Residents of Merrimba are required to display at least one dead car in their front yard! Our featured piece of found art is an old roadster. But we are snobs and our dead car is in the back paddock in a grove of trees. We think it is more tasteful.
From time to time a car fanatic would wander in the gate and ask us if he could tow it away.
Well – the children liked playing on it and it protected the horses from breaking a leg in an old wombat hole, but we would say – ‘Sure!’
But you could see their disappointment as they inspected it. It had been burnt in the big bushfire of ’64 and it was too far gone. In fact – it was dead. And decomposing.

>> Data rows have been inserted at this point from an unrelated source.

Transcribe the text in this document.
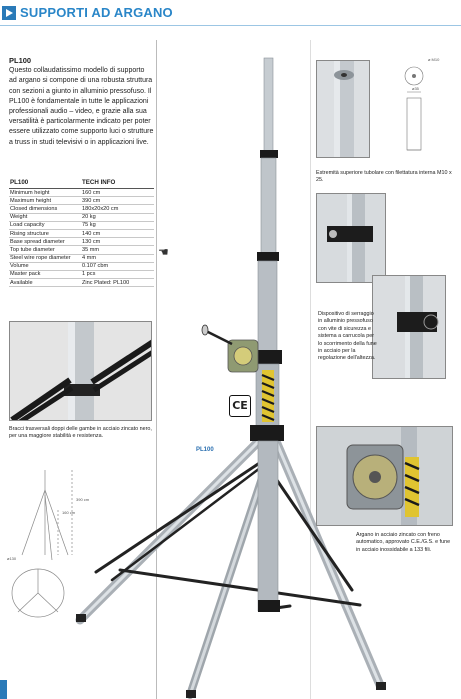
SUPPORTI AD ARGANO
PL100
Questo collaudatissimo modello di supporto ad argano si compone di una robusta struttura con sezioni a giunto in alluminio pressofuso. Il PL100 è fondamentale in tutte le applicazioni professionali audio – video, e grazie alla sua versatilità è particolarmente indicato per poter essere utilizzato come supporto luci o strutture a truss in studi televisivi o in applicazioni live.
PL100	TECH INFO
Minimum height	160 cm
Maximum height	390 cm
Closed dimensions	180x20x20 cm
Weight	20 kg
Load capacity	75 kg
Rising structure	140 cm
Base spread diameter	130 cm
Top tube diameter	35 mm
Steel wire rope diameter	4 mm
Volume	0.107 cbm
Master pack	1 pcs
Available	Zinc Plated: PL100
☚
390 cm
160 cm
ø130
PL100
CE
ø M10
ø35
Estremità superiore tubolare con filettatura interna M10 x 25.
Dispositivo di serraggio in alluminio pressofuso con vite di sicurezza e sistema a carrucola per lo scorrimento della fune in acciaio per la regolazione dell'altezza.
Bracci trasversali doppi delle gambe in acciaio zincato nero, per una maggiore stabilità e resistenza.
Argano in acciaio zincato con freno automatico, approvato C.E./G.S. e fune in acciaio inossidabile a 133 fili.
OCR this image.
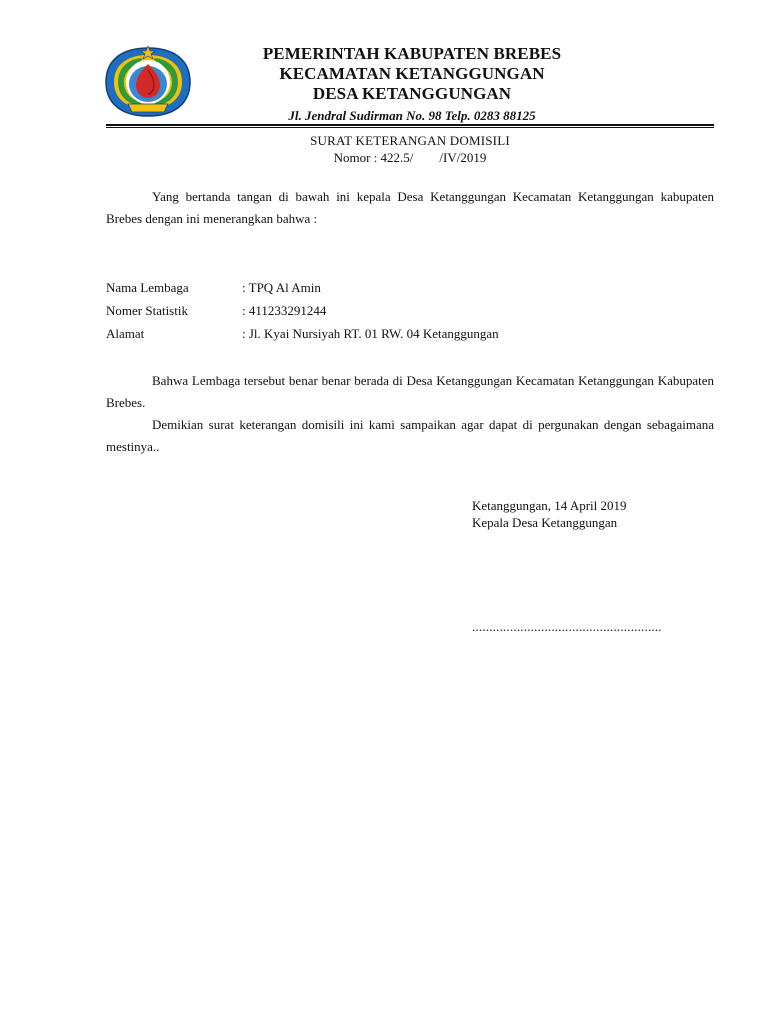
PEMERINTAH KABUPATEN BREBES
KECAMATAN KETANGGUNGAN
DESA KETANGGUNGAN
Jl. Jendral Sudirman No. 98 Telp. 0283 88125
SURAT KETERANGAN DOMISILI
Nomor : 422.5/ /IV/2019
Yang bertanda tangan di bawah ini kepala Desa Ketanggungan Kecamatan Ketanggungan kabupaten Brebes dengan ini menerangkan bahwa :
Nama Lembaga	: TPQ Al Amin
Nomer Statistik	: 411233291244
Alamat	: Jl. Kyai Nursiyah RT. 01 RW. 04 Ketanggungan
Bahwa Lembaga tersebut benar benar berada di Desa Ketanggungan Kecamatan Ketanggungan Kabupaten Brebes.
Demikian surat keterangan domisili ini kami sampaikan agar dapat di pergunakan dengan sebagaimana mestinya..
Ketanggungan, 14 April 2019
Kepala Desa Ketanggungan
.......................................................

You walk by stuff every day for twenty years and don’t see it any more. I didn’t even take photos of the kids playing on it. It was too common an occurrence.
Then I bought a digital camera and went round the paddock taking arty shots. Tree stump. Sunlight through willows by the dam. And I saw the old car – really saw it – for the first time since we moved in.
Twenty years ago it stood up on the shreds of its tyres. Now – the earth is claiming it. It sinks down, down, down. Down past its wheel rims. Gravity plays its part, I suppose.
It was happening too slowly for me to see it.
I remember staying at my sister’s house in Queensland. She lives far from the centre of the city in an enclave carved from the bush. It’s an Estate. With a name. That I can’t remember. It should be called the Cane Toad Estate, because the inhabitants drive out of their double garages, using their remotes to close the rolladoors behind them, and, as they drive to the air-conditioned malls, they flatten the cane toads into a mosaic on the tarmac. Perhaps the cane toads squat on the road, looking to the left and to the right, croaking – ‘Where is everybody?’
Because you never see anyone. Even if you walk to the top of the hill and look down at the Estate onto all the backyards with their pools and patios – no one! At night, just the blue flicker of the TVs in the picture windows of the family rooms.
I asked my sister why everyone seemed to have chosen the same sort of garden. A lawn, a low rock wall, a bed of mulch with a row of dwarf conifers or box.
‘It’s a landscaped Estate,’ she said. ‘After you have built your house – from one of the approved styles – if you don’t put in a garden, they landscape it for you and send you the bill.’
One sultry night, a frog in the drain of the downpipe outside our room was singing. I’m sure it was a frog, because whenever I met a cane toad who hadn’t been playing squash with a Toyota, they never made a sound. Just squatted there gulping, looking fat and slimy and very confident. The frog song, reverberating in the down pipe, woke me up.
I jammed my elbow into my husband’s ribs and said – ‘This is the good prison! If you are very very good you are allowed to live here!’
He grunted and went back to sleep.
When we got home to Merrimba I went for a walk up and down and round about the town. Taking in all the festering individuality displayed in the landscaping features.
Some of the dead cars had For Sale signs, texta-ed on bits of cardboard, propped on their crazed windshields. Never more than three figures.
A few eccentric souls bucked the system and went in for chooks. Their yards hummed with the soothing sound of chooks scratching everything down perfectly level. One turkey cock with outrageously turquoise wattles.
The garden I liked the most was the one with the big old wisteria vine on the collapsing trellis with a garnish of feral lilac hedge. Take a photo of it quick! The kitchen chimney of this house stopped smoking six weeks ago. When old Cedric Stallybridge fell off the twig. And his life’s work – watching the wisteria vine collapse the trellis – will be swept away. The cousins who inherited the house and acres, will bring in the surveyors and bulldozers and pale, bland houses will sprout like mushrooms. Each one very like the last one. Subdivision. It’s coming to Merrimba. Nothing can stop it.